Das heilige Ritual war vor allem in der katholischen Kirche unabdingbar für das Seelenheil. Denn Babys kommen quasi als Heiden zur Welt. Erst durch die Taufe gehen sie in die Gnade Gottes ein. Diese ist Voraussetzung für eine spätere Erlösung, denn Ungetaufte haben in den Augen der Katholiken nicht wirklich ein Anrecht auf das Seelenheil.

Christliche Taufe in Freikirchen kurz erklärt:

Die Kindstaufe war vor allem in Zeiten hoher Kindersterblichkeit wichtig. Die Zeremonie erfolgte meist wenige Tage nach der Geburt. Bei Komplikationen wurde und wird der Pfarrer ins Spital gerufen. Erlaubt ist im Extremfall sogar die Nottaufe durch Laien: Die Seelen dürfen auf keinen Fall dem Satan anheimfallen.
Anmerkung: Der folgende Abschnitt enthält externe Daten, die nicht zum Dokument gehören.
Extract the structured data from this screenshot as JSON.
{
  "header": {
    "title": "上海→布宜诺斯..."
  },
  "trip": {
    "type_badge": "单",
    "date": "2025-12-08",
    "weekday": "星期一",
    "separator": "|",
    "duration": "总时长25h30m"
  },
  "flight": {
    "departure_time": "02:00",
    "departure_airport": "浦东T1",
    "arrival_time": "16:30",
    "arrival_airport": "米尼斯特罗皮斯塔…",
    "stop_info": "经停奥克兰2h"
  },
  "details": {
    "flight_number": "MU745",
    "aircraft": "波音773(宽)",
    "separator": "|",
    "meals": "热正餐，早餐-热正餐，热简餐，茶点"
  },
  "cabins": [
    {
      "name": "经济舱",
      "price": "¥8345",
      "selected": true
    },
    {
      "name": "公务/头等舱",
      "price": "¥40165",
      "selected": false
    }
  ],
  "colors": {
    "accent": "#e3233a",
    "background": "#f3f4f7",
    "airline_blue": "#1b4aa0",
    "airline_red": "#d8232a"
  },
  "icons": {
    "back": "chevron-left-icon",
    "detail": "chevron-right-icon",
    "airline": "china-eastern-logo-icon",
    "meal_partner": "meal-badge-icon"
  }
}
Das heisst konkret, dass Kinder mit der Sünde geboren werden, obwohl sie im Mutterleib noch nicht sündig werden konnten. Der religiöse Kniff dabei: Wegen des Sündenfalles von Adam und Eva sind alle Wesen mit der Erbsünde beladen. Also müssen sie getauft und Mitglied der Kirche werden, um nicht auf ewig verloren zu sein.

Sollte sich Gott tatsächlich mit diesem «Buebetrickli» überlisten lassen, müsste man an seinen kognitiven Fähigkeiten zweifeln.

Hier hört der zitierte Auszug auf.